Según la información oficial, las medidas están pensadas para proteger los intereses de la UE y sus valores, preservar la paz y consolidar la democracia. La apuesta es promover cambios de conductas sin interrumpir el diálogo con el gobierno en cuestión.

"Aunque yo preferiría un cuestionamiento más profundo –previo a firmar acuerdos con Estados que no comparten nuestras visiones sobre derechos humanos- , las sanciones individualizadas, que no afecten al pueblo nicaragüense, me parecen apropiadas”, dice a DW Telly Metz, presidenta de la Delegación para las Relaciones con los países de América Central del Parlamento Europeo. "Veo adecuado este camino teniendo en cuenta que la libertad de pensamiento no está garantizada y ni siquiera hay derecho de reunión si no vas a la Iglesia”, agrega.

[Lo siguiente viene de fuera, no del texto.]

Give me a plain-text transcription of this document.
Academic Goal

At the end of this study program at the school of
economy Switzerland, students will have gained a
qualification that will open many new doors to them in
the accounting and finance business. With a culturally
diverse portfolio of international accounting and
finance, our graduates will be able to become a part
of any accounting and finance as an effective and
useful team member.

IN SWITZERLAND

Advertencia ante la falta de cambio

"Hay que tomar este anuncio más bien como una advertencia”, dice a DW, desde Ginebra, Ramón Muñoz, presidente de RIDH-Europa (Red Internacional de Derechos Humanos con sede en Bruselas).  "Aunque las sanciones unilaterales no son recomendables, en este caso podrían ser una medida útil de presión para que Nicaragua vuelva a las instancias internacionales, como lo es la posibilidad del ingreso de relatores de Naciones Unidas”, añade.

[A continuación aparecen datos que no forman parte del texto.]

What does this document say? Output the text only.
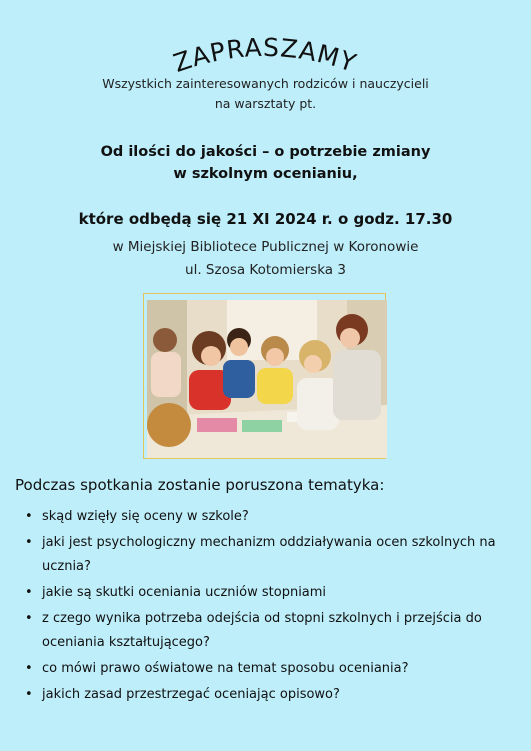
ZAPRASZAMY
Wszystkich zainteresowanych rodziców i nauczycieli
na warsztaty pt.
Od ilości do jakości – o potrzebie zmiany
w szkolnym ocenianiu,
które odbędą się 21 XI 2024 r. o godz. 17.30
w Miejskiej Bibliotece Publicznej w Koronowie
ul. Szosa Kotomierska 3
Podczas spotkania zostanie poruszona tematyka:
• skąd wzięły się oceny w szkole?
• jaki jest psychologiczny mechanizm oddziaływania ocen szkolnych na
ucznia?
• jakie są skutki oceniania uczniów stopniami
• z czego wynika potrzeba odejścia od stopni szkolnych i przejścia do
oceniania kształtującego?
• co mówi prawo oświatowe na temat sposobu oceniania?
• jakich zasad przestrzegać oceniając opisowo?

Belgien, Brüssel: Xabier Benito Ziluaga, Mitglied des Europäischen Parlaments (DW/M. Banchón)

Tilly Metz, presidenta de la Delegación para la Relaciones con los países de América Central

Según consta en la resolución del Consejo de la UE, y como ratifican los informes de las organizaciones de la sociedad civil, el gobierno del Presidente Daniel Ortega no da señales de querer enderezar las condiciones políticas y sociales que llevaron a la explosión cívica de la primavera de 2018. Aunque sí hubo liberación de personas encarceladas durante las manifestaciones, la represión y el acoso no cesa.

"Además la impunidad es total. La "Ley de Amnistía” por la que fueran liberados los encarcelados sin motivo, no garantiza justicia ni reparación”, continúa Muñoz. A esto se añade que se registran más de 80.000 nicaragüenses refugiados en países vecinos. "Es una crisis humanitaria semejante a la que se enfrenta la región debido a Venezuela”, agrega. 

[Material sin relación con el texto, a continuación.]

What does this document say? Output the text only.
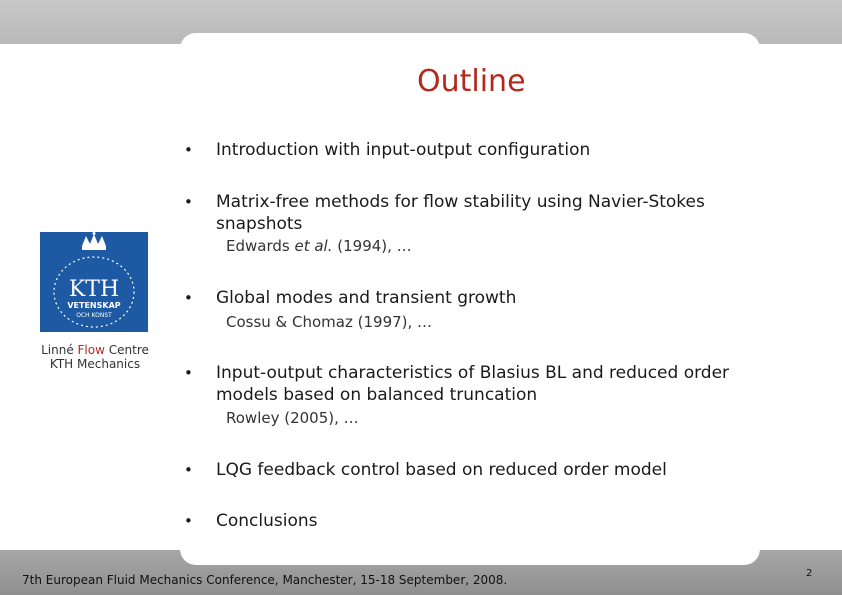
Outline
KTH
VETENSKAP
OCH KONST
Linné Flow Centre
KTH Mechanics
•	Introduction with input-output configuration
•	Matrix-free methods for flow stability using Navier-Stokes snapshots
Edwards et al. (1994), …
•	Global modes and transient growth
Cossu & Chomaz (1997), …
•	Input-output characteristics of Blasius BL and reduced order models based on balanced truncation
Rowley (2005), …
•	LQG feedback control based on reduced order model
•	Conclusions
7th European Fluid Mechanics Conference, Manchester, 15-18 September, 2008.	2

Seguir dialogando, seguir comerciando

Este primer nivel de sanciones, previo a las que se han establecido para Venezuela por ejemplo, está orientado a personas cuya acción en violación a los derechos humanos esté probada. No obstante, deja la puerta abierta al diálogo oficial. Por diversos motivos.

"Seamos claros: para un país como Nicaragua la relación con la UE es importante; para los países de la UE –que tiene un acuerdo de Asociación- hay también  intereses de comercio, inversión y cooperación”, agrega Muñoz. Y éstos son carriles paralelos. "Yo preferiría, más bien, que se cuestionase desde lo profundo los acuerdos comerciales, pero dadas las circunstancias que haya este mecanismo de presión es un mal menor”, admite Metz.

¿De qué se trata en realidad? Para el director de RIDH lo importante es que Nicaragua vuelva a abrirse al diálogo. Hay que decir que el que mantenga cerradas sus puertas a todo instrumento  de la ONU que pudiese registrar desmanes, no es un buen augurio. 

En un momento que, probadamente, el Estado está controlado por una élite y las instituciones son más bien un decorado en el país centroamericano, las recomendaciones que puedan venir de fuera no tienen demasiado futuro coinciden Metz y Muñoz. No obstante, "puede que esta advertencia los ponga a reflexionar”, puntualiza Muñoz. Los  cambios políticos necesarios los tiene que promover el pueblo nicaragüense, dicen los especialistas. La UE, así la resolución del Consejo Europeo de  esta semana con su aprobación de posibles sanciones, estaría dispuesta a promoverlo.